Christian reader, I have dwelt at a greater length than usual on this case of discipline, unique in its terribleness, not in order to sit in judgment upon a traitor, but to judge our own treacherous hearts. Judas, though unconverted, was a man of like natural passions as we. How little, alas! have we learned from our gracious Master, Who showed such patience and grace to His betrayer, to exercise grace and patience towards our erring brethren in Christ, being unmindful of the injunction of the apostle of the church, “Brethren, if a man be overtaken in a fault, ye which are spiritual, restore such a one in the spirit of meekness; considering thyself, lest thou also be tempted.”

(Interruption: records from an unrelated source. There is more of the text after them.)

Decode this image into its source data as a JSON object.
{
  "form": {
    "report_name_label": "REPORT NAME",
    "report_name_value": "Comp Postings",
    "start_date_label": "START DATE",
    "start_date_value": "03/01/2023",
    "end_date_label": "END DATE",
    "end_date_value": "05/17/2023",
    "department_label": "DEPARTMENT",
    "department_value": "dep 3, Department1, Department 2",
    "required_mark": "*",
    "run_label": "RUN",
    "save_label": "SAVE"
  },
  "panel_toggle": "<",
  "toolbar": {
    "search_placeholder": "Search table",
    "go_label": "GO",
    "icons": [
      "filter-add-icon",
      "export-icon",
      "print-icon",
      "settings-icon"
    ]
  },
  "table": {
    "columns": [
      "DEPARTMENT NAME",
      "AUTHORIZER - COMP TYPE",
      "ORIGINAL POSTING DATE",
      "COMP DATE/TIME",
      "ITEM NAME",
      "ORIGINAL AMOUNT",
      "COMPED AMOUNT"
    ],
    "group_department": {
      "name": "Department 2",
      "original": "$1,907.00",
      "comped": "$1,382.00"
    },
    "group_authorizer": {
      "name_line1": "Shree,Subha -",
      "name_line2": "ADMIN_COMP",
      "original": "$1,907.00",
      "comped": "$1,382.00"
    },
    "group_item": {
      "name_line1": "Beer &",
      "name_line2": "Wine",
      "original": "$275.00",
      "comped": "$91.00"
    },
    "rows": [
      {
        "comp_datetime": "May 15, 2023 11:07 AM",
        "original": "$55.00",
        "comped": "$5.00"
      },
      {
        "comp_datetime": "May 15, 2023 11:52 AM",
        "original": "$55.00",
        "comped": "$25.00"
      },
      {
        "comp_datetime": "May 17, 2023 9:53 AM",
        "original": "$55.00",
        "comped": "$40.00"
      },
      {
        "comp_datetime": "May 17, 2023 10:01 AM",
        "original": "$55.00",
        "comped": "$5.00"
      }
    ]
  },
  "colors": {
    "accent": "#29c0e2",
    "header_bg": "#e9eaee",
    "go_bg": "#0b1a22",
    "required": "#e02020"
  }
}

Hear the words of the inspired James:
“Brethren, if any of you do err from the truth, and one convert him, let him know that he which converteth the sinner from the error of his way shall save a soul from death, and shall hide a multitude of sins.”
How often have we exercised grace without truth, or handled truth without grace! It is difficult to say which of the two would be the worst.
In my next paper I shall, if the Lord will, offer a few remarks as to the way of carrying out Christian discipline.